Sementara itu, Kepala Divisi Profesi Asosiasi Dokter Hewan Satwa Liar, Akuatik, dan Hewan Eksotik Indonesia (ASLIQEWAN), drh. Nur Purba Priambada, menyebut, memelihara satwa liar bertentangan dengan kesejahteraan satwa, yang mana berpotensi membuat satwa stres, sakit, dan mudah tertular penyakit. Terutama penyakit zoonosis (penyakit yang dapat menular dari hewan ke manusia dan sebaliknya).

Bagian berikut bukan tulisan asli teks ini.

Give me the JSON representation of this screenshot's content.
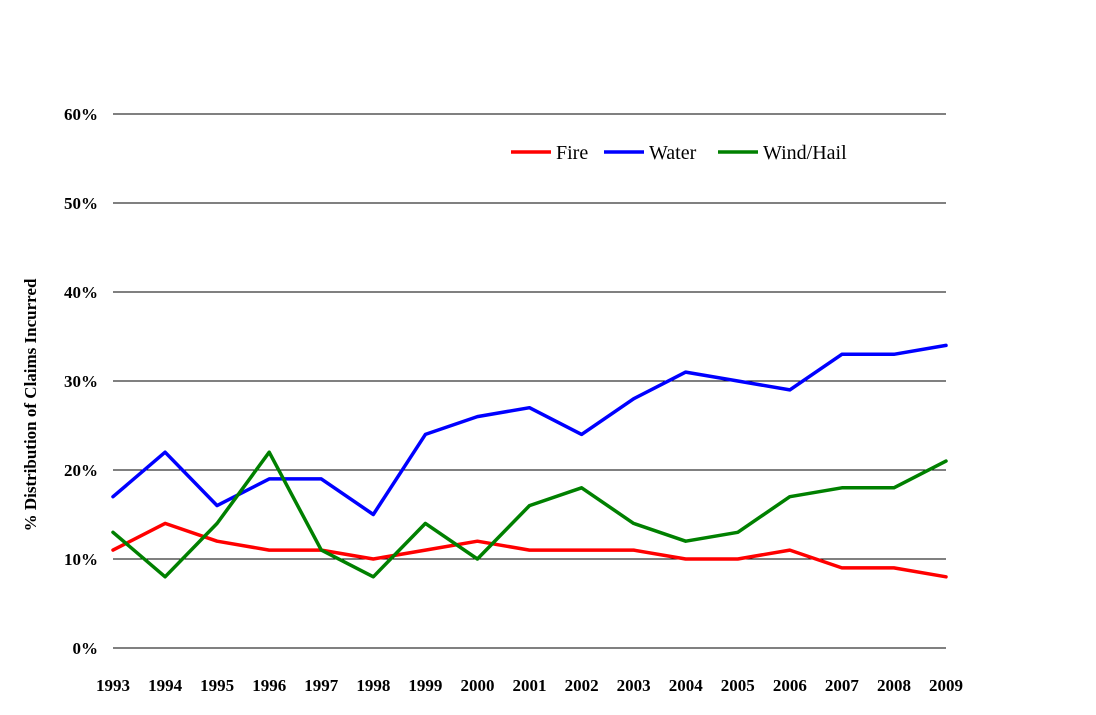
{
  "chart_data": {
    "type": "line",
    "title": "",
    "xlabel": "",
    "ylabel": "% Distribution of Claims Incurred",
    "x": [
      "1993",
      "1994",
      "1995",
      "1996",
      "1997",
      "1998",
      "1999",
      "2000",
      "2001",
      "2002",
      "2003",
      "2004",
      "2005",
      "2006",
      "2007",
      "2008",
      "2009"
    ],
    "ylim": [
      0,
      60
    ],
    "yticks": [
      0,
      10,
      20,
      30,
      40,
      50,
      60
    ],
    "ytick_labels": [
      "0%",
      "10%",
      "20%",
      "30%",
      "40%",
      "50%",
      "60%"
    ],
    "grid": true,
    "legend_position": "top-right",
    "series": [
      {
        "name": "Fire",
        "color": "#ff0000",
        "values": [
          11,
          14,
          12,
          11,
          11,
          10,
          11,
          12,
          11,
          11,
          11,
          10,
          10,
          11,
          9,
          9,
          8
        ]
      },
      {
        "name": "Water",
        "color": "#0000ff",
        "values": [
          17,
          22,
          16,
          19,
          19,
          15,
          24,
          26,
          27,
          24,
          28,
          31,
          30,
          29,
          33,
          33,
          34
        ]
      },
      {
        "name": "Wind/Hail",
        "color": "#008000",
        "values": [
          13,
          8,
          14,
          22,
          11,
          8,
          14,
          10,
          16,
          18,
          14,
          12,
          13,
          17,
          18,
          18,
          21
        ]
      }
    ]
  }
}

Perlu diingat dalam sejarah umat manusia bahwa mayoritas wabah penyakit mematikan yang terjadi adalah penyakit zoonosis seperti rabies, pes, flu burung, ebola, anthrax, SARS, hingga COVID-19.
“Sudah saatnya masyarakat stop menormalisasi aktivitas pemeliharaan satwa liar demi menjaga keseimbangan ekosistem serta keberlanjutan dan kelestarian alam, untuk kehidupan manusia yang lebih baik”, ujar drh. Purbo, panggilan akrabnya.
Pelibatan masyarakat khususnya generasi muda merupakan kunci bagi keberhasilan pelestarian satwa liar beserta habitatnya. Generasi muda memainkan peran penting sebagai tombak perubahan.
Salah satu kekuatan generasi muda yaitu aktif di media sosial. Banyak cara untuk terlibat dalam pelestarian satwa liar beserta habitatnya, aksi paling sederhana yaitu melakukan penyadartahuan (awareness), edukasi dan kampanye tentang satwa liar bukan hewan peliharaan di media sosial.
Tidak hanya itu, aksi tak kalah penting yang perlu dilakukan adalah tidak menjadikan satwa liar sebagai hewan peliharaan. Gerakan ini dapat memberikan motivasi dan inspirasi kepada masyarakat khususnya generasi muda agar terlibat lebih aktif dalam pelestarian satwa liar dan habitatnya di sekitar mereka.
Sebagai informasi, kegiatan ini terselenggara atas kolaborasi dengan Forum Harimau Kita (FHK), Forum Konservasi Gajah Indonesia (FKGI), Forum Konservasi Orangutan Indonesia (FORINA), Eat & Run, Biologeek, dan organisasi penggiat konservasi satwa liar lainnya serta didukung oleh APP Sinar Mas, PT Sharp Electronics Indonesia dan Pristine.
Turut mendukung juga sebagai media partner yaitu Majalah Trubus, Tempo.co, Forest Insights, Klik Hijau dan Sorot Jakarta.